The ash cloud was caused by an eruption in Chile more than a week ago.
"The authorities are providing excellent information about the ash, which is at high altitude and very predictable in its movement," the chief pilot said.
By adjusting cruising altitudes of its aircraft, Air NZ was able to continue to safely deliver customers to their destinations.
"Lower cruising altitudes mean we need to burn around 10% more fuel than normal but we don't believe that's a reason to stop flying, when there are perfectly safe flight paths available below the level of ash," he said.
Forsyth Barr broker Peter Young said the airline would certainly have scored "some Brownie points" with its decision to continue flying.
There was an element of discretion when making the decision to fly and that policy clearly varied company by company. It was not a civil aviation decision.
"There would be zero tolerance when it comes to the safety of their passengers and staff and Air NZ has assessed that it is all right to fly at a lower altitude on domestic and Australian routes."
Qantas and Jetstar airlines had assessed the risk to be too great so, at the expense of the public, they had decided not to fly, he said.
That decision was not sitting well with many stranded passengers, especially when they saw Air NZ planes taking off.
"It is not a good look but it is entirely their decision and they have stuck with it," Mr Young said.
Craigs Investment Partners broker Chris Timms most people were saying "well done" to Air NZ.
"They are in a financial position to allow them to do that and this is an opportunity to generate a fair amount of goodwill.

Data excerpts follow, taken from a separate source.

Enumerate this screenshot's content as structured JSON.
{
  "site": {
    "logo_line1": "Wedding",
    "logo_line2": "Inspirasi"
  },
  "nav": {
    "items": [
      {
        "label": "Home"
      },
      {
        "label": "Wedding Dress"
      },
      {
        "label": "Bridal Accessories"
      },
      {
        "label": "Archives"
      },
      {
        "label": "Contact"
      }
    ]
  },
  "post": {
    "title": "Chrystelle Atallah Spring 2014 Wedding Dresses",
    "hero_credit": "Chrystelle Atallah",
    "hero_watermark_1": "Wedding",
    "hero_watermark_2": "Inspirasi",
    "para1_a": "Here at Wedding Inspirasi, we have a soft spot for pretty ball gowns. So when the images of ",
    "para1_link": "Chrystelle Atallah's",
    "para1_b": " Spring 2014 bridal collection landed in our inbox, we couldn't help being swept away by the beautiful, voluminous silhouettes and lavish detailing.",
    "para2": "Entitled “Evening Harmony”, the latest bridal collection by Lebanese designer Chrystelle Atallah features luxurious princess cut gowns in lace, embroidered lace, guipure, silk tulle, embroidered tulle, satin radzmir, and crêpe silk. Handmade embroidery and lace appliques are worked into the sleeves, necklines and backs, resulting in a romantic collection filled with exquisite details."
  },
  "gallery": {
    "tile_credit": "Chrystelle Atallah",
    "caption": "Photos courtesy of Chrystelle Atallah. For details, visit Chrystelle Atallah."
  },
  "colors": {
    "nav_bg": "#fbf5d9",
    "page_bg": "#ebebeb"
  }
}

This is why it is good to have a parochial airline."
A former Labour government had stepped in to buy Air New Zealand when it was in danger of being sold to overseas-based airlines, he said.
It was debatable what would have happened if the national carrier had been sold, given the current circumstances, Mr Timms said.
Air NZ spokeswoman Marie Hosking said Air NZ flights were flying below the ash cloud which had a ceiling of 8229m. The Civil Authority has raised the safe flying level from 6100m to 8200m.
Air NZ loadings were high but Ms Hosking said she could not say if that was due to other airlines being grounded.
NZPA reported that in Australia, more than 60,000 passengers had been stranded by the ash cloud.
Qantas said it could take 24 hours to 48 hours to clear just the Melbourne backlog.